Editor’s Note: If you would like to tour the new chlorine resistance lab and NSF’s other engineering and chemistry labs, please email email@example.com or call 734-913-5723.
About NSF International’s Water Systems and Plumbing Programs: NSF International developed the American national public health standards for all chemicals used to treat drinking water and materials/products coming into contact with drinking water. In 1988, the U.S. EPA replaced its own drinking water programs with these NSF standards, which are now the national standards for drinking water. NSF International is accredited by the American National Standards Institute (ANSI).
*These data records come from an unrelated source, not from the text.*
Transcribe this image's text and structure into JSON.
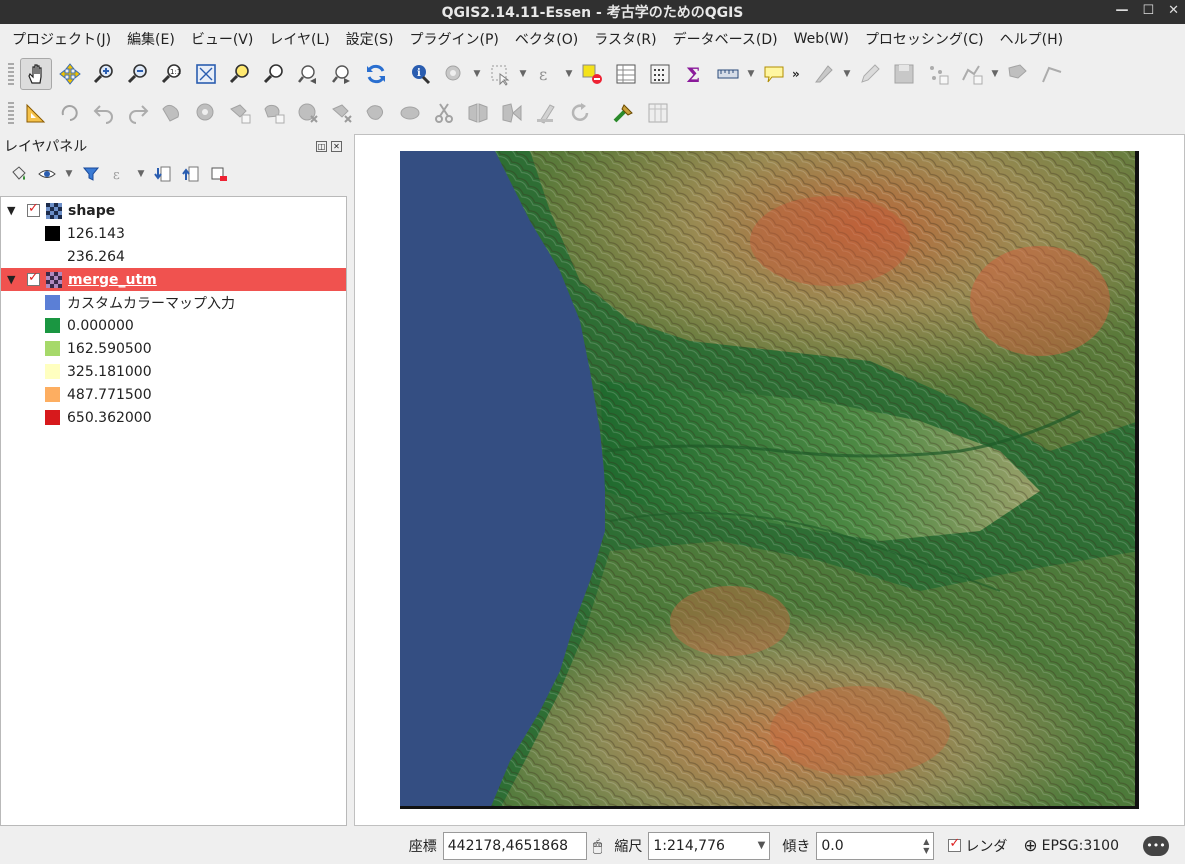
{
  "window": {
    "title": "QGIS2.14.11-Essen - 考古学のためのQGIS"
  },
  "menu": [
    "プロジェクト(J)",
    "編集(E)",
    "ビュー(V)",
    "レイヤ(L)",
    "設定(S)",
    "プラグイン(P)",
    "ベクタ(O)",
    "ラスタ(R)",
    "データベース(D)",
    "Web(W)",
    "プロセッシング(C)",
    "ヘルプ(H)"
  ],
  "layers_panel": {
    "title": "レイヤパネル",
    "layers": [
      {
        "name": "shape",
        "visible": true,
        "selected": false,
        "legend": [
          {
            "label": "126.143",
            "color": "#000000"
          },
          {
            "label": "236.264",
            "color": "#ffffff"
          }
        ]
      },
      {
        "name": "merge_utm",
        "visible": true,
        "selected": true,
        "legend": [
          {
            "label": "カスタムカラーマップ入力",
            "color": "#5b7fd6"
          },
          {
            "label": "0.000000",
            "color": "#1a9641"
          },
          {
            "label": "162.590500",
            "color": "#a6d96a"
          },
          {
            "label": "325.181000",
            "color": "#ffffc0"
          },
          {
            "label": "487.771500",
            "color": "#fdae61"
          },
          {
            "label": "650.362000",
            "color": "#d7191c"
          }
        ]
      }
    ]
  },
  "status": {
    "coord_label": "座標",
    "coord_value": "442178,4651868",
    "scale_label": "縮尺",
    "scale_value": "1:214,776",
    "rotation_label": "傾き",
    "rotation_value": "0.0",
    "render_label": "レンダ",
    "crs_label": "EPSG:3100"
  }
}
- NSF/ANSI Standard 60: Drinking Water Treatment Chemicals is the nationally-recognized health effects standard for chemicals used to treat drinking water.
- NSF/ANSI Standard 61: Drinking Water System Components is the nationally-recognized health effects standard for all devices, components and materials that come in contact with drinking water.
NSF tests and certifies products ranging from municipal water systems to home plumbing including: chemicals, pipes, fittings, valves, faucets, showers, toilets, etc. Consumers can look for the NSF Mark on these products to make sure they have been tested and certified.
About NSF International: NSF International, an independent, public health and safety organization, certifies products and writes standards for food, water and consumer goods to minimize adverse health effects and protect the environment (www.nsf.org). Founded in 1944, NSF is committed to protecting human health and safety worldwide and operates in more than 120 countries. NSF is a World Health Organization Collaborating Centre for Food and Water Safety and Indoor Environment.
Additional services include Education and Training, safety audits for the food and water industries, dietary and nutritional supplement certification, management systems registrations (e.g. ISO 14001) delivered through NSF International Strategic Registrations and sustainable business services through NSF Sustainability.